Durkin invited Soglin and the kids from the Mifflin Street Block Party to have the same kind of gathering again. But this time instead of tearing up campus and being in conflict with the police, they would have their pot and music out in the quiet of the Old Middleton Road area.

Mayor Dyke, who had spoken to the students trying to calm the situation, arranged for buses to take kids out to Old Middleton Road to have a party the next weekend with no riot. Ed Durkin became a hero for hosting this gathering.

And the young Alder Paul Soglin did okay for himself too.
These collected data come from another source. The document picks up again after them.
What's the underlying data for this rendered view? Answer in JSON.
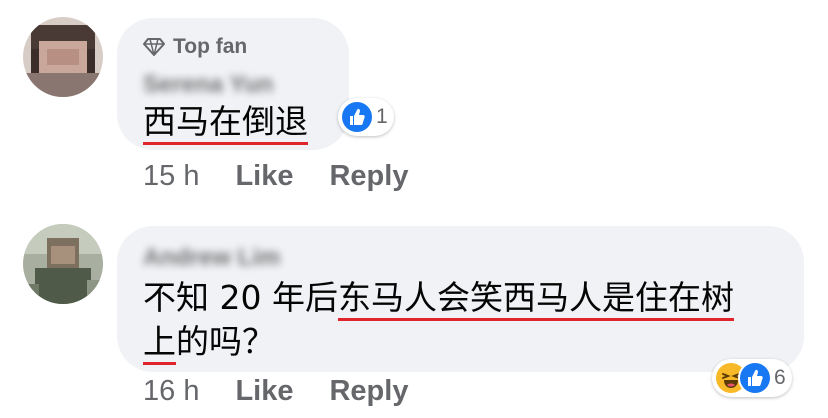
{
  "comments": [
    {
      "badge": "Top fan",
      "author": "Serena Yun",
      "text_plain": "西马在倒退",
      "time": "15 h",
      "like_label": "Like",
      "reply_label": "Reply",
      "reaction_count": "1",
      "reactions": [
        "like-icon"
      ]
    },
    {
      "author": "Andrew Lim",
      "line1_plain": "不知 20 年后",
      "line1_underlined": "东马人会笑西马人是住在树",
      "line2_underlined": "上",
      "line2_plain": "的吗？",
      "time": "16 h",
      "like_label": "Like",
      "reply_label": "Reply",
      "reaction_count": "6",
      "reactions": [
        "haha-icon",
        "like-icon"
      ]
    }
  ],
  "colors": {
    "bubble": "#f0f2f5",
    "secondary_text": "#65676b",
    "like_blue": "#1877f2",
    "underline_red": "#e0242c",
    "haha_yellow": "#f7b928"
  }
}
The Mifflin Street Block party is mostly about the drinking today. It was never meant to be a protest but the debauchery and, frankly, borderline sexual assaults that take place at some of annual gathering have left a bad taste in some mouths.

The police are still present, of course, but in a much different capacity. In 2017, things at the Block Party had gotten so tame between kids and police that the Madison Police Department was able to take time out to pose with kids in mock arrest photos. Chief Koval told Madison365 at the time that it’s all in good fun and just good community outreach. Fair enough.

And a far cry from how things got started.